Re: [PATCH] x86/retpoline/entry: Disable the entire SYSCALL64 fast path with retpolines on
From: Linus Torvalds
Date: Thu Jan 25 2018 - 15:55:02 EST
On Thu, Jan 25, 2018 at 12:04 PM, Brian Gerst <brgerst@xxxxxxxxx> wrote:
>
> Another extra step the slow path does is checking to see if ptregs is
> safe for SYSRET. I think that can be mitigated by moving the check to
> the places that do modify ptregs (ptrace, sigreturn, and exec) which
> would set a flag to force return with IRET if the modified regs do not
> satisfy the criteria for SYSRET.
I tried to do some profiling, and none of that shows up for me.
That said, what _also_ doesn't show up is the actual page table switch
on entry. And that seems to be because the per-pcu trampoline code
isn't captures by perf (or at least not shown). Oh well.
What _does_ show up a bit is this in prepare_exit_to_usermode():
#ifdef CONFIG_COMPAT
/*
* Compat syscalls set TS_COMPAT. Make sure we clear it before
* returning to user mode. We need to clear it *after* signal
* handling, because syscall restart has a fixup for compat
* syscalls. The fixup is exercised by the ptrace_syscall_32
* selftest.
*
* We also need to clear TS_REGS_POKED_I386: the 32-bit tracer
* special case only applies after poking regs and before the
* very next return to user mode.
*/
current->thread.status &= ~(TS_COMPAT|TS_I386_REGS_POKED);
#endif
and I think the problem there is that it is unnecessarily dirtying
that cacheline.
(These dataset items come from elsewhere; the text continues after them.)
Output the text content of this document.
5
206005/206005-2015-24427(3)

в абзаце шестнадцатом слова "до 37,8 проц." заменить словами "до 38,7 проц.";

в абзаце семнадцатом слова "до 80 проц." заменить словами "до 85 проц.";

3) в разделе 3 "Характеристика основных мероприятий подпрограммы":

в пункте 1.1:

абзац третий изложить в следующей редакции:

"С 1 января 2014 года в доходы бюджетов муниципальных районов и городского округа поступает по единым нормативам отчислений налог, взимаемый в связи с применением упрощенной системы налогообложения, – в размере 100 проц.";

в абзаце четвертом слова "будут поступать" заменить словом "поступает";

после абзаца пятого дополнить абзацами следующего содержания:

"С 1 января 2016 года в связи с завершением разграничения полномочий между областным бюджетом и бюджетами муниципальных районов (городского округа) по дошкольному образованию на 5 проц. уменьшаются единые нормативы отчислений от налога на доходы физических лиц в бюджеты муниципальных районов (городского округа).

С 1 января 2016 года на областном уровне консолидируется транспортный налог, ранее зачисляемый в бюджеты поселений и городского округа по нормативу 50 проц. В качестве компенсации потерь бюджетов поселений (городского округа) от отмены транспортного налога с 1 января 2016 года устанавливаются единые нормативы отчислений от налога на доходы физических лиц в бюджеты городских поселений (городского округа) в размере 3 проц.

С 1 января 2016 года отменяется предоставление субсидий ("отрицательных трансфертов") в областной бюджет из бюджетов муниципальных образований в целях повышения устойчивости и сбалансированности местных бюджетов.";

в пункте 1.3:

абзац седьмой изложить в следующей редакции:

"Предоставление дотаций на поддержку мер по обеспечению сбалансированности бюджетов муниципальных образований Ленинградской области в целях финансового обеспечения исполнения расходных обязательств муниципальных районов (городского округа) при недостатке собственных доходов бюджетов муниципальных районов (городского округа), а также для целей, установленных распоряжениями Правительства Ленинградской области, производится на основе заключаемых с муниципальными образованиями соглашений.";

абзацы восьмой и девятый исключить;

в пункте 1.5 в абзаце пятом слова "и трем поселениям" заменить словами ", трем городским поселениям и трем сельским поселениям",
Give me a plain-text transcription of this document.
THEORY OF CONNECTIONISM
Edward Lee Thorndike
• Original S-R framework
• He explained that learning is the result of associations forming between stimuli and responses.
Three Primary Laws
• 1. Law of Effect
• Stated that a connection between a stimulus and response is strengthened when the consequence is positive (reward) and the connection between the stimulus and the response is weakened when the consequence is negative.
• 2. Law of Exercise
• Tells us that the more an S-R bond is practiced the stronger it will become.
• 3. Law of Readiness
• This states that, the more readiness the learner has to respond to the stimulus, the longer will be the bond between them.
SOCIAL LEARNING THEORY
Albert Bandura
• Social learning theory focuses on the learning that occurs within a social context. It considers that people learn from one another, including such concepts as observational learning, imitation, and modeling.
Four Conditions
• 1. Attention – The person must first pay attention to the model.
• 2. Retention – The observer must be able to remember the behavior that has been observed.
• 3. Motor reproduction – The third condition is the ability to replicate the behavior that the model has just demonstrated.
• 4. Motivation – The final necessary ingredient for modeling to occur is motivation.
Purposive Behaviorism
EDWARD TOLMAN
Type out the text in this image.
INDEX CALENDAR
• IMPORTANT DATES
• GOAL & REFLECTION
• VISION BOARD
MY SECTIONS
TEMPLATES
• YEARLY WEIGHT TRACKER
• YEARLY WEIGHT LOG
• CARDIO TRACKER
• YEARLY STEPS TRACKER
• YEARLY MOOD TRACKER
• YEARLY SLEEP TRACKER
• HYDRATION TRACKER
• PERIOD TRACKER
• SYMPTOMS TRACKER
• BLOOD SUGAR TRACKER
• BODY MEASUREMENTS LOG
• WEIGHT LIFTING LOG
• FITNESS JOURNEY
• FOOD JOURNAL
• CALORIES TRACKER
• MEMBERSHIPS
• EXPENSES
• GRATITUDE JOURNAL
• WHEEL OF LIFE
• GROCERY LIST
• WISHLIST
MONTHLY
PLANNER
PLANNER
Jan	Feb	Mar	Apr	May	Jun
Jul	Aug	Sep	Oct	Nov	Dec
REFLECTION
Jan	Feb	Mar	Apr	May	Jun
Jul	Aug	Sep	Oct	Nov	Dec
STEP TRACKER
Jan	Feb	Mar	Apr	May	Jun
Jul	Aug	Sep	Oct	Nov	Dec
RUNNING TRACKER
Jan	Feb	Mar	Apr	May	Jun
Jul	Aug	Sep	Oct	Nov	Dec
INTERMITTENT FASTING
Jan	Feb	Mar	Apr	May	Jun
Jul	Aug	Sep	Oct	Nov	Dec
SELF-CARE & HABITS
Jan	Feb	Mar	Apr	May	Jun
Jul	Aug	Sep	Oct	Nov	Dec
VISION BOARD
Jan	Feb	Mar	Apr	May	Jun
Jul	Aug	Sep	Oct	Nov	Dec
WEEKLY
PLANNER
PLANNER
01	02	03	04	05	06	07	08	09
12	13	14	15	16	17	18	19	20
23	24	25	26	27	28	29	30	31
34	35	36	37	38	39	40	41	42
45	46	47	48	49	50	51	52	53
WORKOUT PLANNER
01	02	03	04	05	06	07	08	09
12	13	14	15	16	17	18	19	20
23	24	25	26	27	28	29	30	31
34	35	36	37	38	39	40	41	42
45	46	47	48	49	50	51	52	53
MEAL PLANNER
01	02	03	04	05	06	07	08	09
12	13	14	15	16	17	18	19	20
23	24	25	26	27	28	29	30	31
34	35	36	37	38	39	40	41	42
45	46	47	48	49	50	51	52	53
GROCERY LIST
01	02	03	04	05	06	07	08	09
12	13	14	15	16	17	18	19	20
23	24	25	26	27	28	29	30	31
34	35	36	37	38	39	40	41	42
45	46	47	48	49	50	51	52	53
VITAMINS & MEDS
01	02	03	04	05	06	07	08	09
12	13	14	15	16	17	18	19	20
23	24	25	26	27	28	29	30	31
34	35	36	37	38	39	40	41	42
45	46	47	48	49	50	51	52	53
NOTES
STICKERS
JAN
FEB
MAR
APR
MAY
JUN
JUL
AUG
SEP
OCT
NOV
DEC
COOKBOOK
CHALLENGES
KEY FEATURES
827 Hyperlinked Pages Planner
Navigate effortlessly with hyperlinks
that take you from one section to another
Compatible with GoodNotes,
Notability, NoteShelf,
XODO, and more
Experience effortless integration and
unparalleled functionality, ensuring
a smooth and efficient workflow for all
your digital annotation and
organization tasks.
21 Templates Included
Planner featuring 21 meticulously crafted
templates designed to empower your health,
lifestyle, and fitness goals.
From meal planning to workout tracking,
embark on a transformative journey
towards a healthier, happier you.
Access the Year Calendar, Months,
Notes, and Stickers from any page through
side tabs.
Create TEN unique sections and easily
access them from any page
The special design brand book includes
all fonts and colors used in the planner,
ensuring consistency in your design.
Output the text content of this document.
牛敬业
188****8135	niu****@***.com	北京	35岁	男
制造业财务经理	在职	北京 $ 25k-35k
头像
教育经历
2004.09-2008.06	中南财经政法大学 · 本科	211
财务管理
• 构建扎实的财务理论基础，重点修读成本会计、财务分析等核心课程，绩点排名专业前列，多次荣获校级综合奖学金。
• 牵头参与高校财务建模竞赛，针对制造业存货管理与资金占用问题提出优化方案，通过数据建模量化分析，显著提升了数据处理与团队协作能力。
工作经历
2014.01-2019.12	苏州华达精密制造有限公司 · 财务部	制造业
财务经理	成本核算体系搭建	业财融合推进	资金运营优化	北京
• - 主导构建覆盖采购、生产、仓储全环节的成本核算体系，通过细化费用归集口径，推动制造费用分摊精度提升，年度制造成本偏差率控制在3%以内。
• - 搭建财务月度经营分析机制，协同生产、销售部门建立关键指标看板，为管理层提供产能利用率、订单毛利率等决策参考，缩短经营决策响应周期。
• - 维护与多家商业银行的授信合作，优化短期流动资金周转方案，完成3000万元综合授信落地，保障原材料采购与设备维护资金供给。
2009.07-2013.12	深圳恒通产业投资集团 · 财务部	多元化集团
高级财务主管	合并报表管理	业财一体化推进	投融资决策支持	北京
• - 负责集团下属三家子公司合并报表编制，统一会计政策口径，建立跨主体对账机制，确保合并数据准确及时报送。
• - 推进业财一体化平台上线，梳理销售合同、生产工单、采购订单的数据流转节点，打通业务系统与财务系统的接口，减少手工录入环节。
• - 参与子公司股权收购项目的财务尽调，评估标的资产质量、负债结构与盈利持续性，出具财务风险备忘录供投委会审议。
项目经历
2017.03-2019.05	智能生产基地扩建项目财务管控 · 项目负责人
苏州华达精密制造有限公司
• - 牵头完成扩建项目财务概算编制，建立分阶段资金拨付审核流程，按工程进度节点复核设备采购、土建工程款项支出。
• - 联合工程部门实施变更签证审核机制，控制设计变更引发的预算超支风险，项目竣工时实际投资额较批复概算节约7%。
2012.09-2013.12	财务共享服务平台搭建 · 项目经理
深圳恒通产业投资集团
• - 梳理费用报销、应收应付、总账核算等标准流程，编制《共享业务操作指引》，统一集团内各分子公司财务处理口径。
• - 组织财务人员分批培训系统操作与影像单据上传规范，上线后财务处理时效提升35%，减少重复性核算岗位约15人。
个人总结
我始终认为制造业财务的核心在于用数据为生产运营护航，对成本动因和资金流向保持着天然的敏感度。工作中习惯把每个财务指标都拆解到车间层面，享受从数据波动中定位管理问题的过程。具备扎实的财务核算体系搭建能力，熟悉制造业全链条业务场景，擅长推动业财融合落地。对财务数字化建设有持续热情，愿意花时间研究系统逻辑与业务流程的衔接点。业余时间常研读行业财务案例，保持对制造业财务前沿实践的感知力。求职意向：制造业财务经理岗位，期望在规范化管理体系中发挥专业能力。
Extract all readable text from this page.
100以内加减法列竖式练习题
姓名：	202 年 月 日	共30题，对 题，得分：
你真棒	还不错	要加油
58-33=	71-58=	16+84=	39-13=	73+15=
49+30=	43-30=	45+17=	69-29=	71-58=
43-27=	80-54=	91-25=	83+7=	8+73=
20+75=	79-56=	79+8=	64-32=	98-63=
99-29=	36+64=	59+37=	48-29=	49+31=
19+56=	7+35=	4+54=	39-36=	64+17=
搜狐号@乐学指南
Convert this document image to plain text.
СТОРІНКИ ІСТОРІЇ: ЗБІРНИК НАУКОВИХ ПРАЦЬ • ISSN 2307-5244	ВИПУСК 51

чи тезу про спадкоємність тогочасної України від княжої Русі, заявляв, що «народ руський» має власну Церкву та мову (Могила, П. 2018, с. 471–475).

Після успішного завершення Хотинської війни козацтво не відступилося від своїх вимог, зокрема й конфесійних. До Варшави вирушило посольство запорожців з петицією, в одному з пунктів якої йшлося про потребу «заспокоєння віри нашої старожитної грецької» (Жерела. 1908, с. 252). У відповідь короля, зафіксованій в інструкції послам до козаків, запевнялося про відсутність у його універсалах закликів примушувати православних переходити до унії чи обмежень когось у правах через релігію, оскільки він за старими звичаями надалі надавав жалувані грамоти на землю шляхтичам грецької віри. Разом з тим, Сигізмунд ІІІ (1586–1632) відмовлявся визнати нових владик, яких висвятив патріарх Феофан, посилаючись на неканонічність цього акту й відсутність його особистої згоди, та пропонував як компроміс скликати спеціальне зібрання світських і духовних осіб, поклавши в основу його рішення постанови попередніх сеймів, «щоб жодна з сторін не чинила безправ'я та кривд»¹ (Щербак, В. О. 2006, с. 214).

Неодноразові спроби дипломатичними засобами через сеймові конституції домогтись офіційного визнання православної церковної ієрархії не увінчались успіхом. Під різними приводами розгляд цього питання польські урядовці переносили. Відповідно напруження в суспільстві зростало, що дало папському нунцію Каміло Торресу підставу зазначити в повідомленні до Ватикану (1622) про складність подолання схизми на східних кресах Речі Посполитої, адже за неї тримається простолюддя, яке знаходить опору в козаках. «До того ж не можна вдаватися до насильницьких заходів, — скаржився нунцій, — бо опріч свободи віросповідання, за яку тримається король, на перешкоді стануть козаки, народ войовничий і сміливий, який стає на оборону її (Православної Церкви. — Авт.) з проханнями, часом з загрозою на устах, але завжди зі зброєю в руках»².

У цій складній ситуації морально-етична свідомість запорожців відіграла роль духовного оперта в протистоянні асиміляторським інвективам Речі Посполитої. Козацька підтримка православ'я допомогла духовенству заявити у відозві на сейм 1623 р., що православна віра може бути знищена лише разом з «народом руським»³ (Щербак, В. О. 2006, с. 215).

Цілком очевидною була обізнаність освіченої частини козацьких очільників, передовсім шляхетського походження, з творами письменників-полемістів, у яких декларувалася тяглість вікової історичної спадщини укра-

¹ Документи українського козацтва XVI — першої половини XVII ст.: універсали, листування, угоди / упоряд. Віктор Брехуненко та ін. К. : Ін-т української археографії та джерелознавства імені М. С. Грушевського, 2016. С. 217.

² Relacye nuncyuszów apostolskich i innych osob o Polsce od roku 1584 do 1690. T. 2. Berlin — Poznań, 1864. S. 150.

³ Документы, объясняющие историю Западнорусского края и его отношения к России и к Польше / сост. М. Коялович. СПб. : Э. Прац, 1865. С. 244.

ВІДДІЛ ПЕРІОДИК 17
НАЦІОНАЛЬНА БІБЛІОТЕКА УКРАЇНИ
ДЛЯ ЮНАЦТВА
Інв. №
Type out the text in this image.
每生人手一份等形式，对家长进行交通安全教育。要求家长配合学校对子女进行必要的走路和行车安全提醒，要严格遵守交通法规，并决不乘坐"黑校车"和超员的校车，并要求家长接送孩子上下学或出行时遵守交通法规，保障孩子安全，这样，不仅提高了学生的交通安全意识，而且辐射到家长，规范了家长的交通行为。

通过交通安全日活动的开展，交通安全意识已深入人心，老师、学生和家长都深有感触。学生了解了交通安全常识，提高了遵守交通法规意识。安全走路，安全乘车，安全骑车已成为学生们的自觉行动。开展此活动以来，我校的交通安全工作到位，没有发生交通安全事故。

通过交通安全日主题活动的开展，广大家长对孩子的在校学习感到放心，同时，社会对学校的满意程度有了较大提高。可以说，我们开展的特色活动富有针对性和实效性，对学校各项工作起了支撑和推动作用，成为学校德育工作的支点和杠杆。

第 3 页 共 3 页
Afaik, those bits are already clear 99.999% of the
time.
So things would be better if that 'status' would be in the thread-info
(to keep cachelines close to the other stuff we already touch) and the
code should have something like
if (unlikely(ti->status & (TS_COMPAT|TS_I386_REGS_POKED)))
or whatever.
There might be other similar small tuning issues going on.
So there is room for improvement there in the slow path.
Linus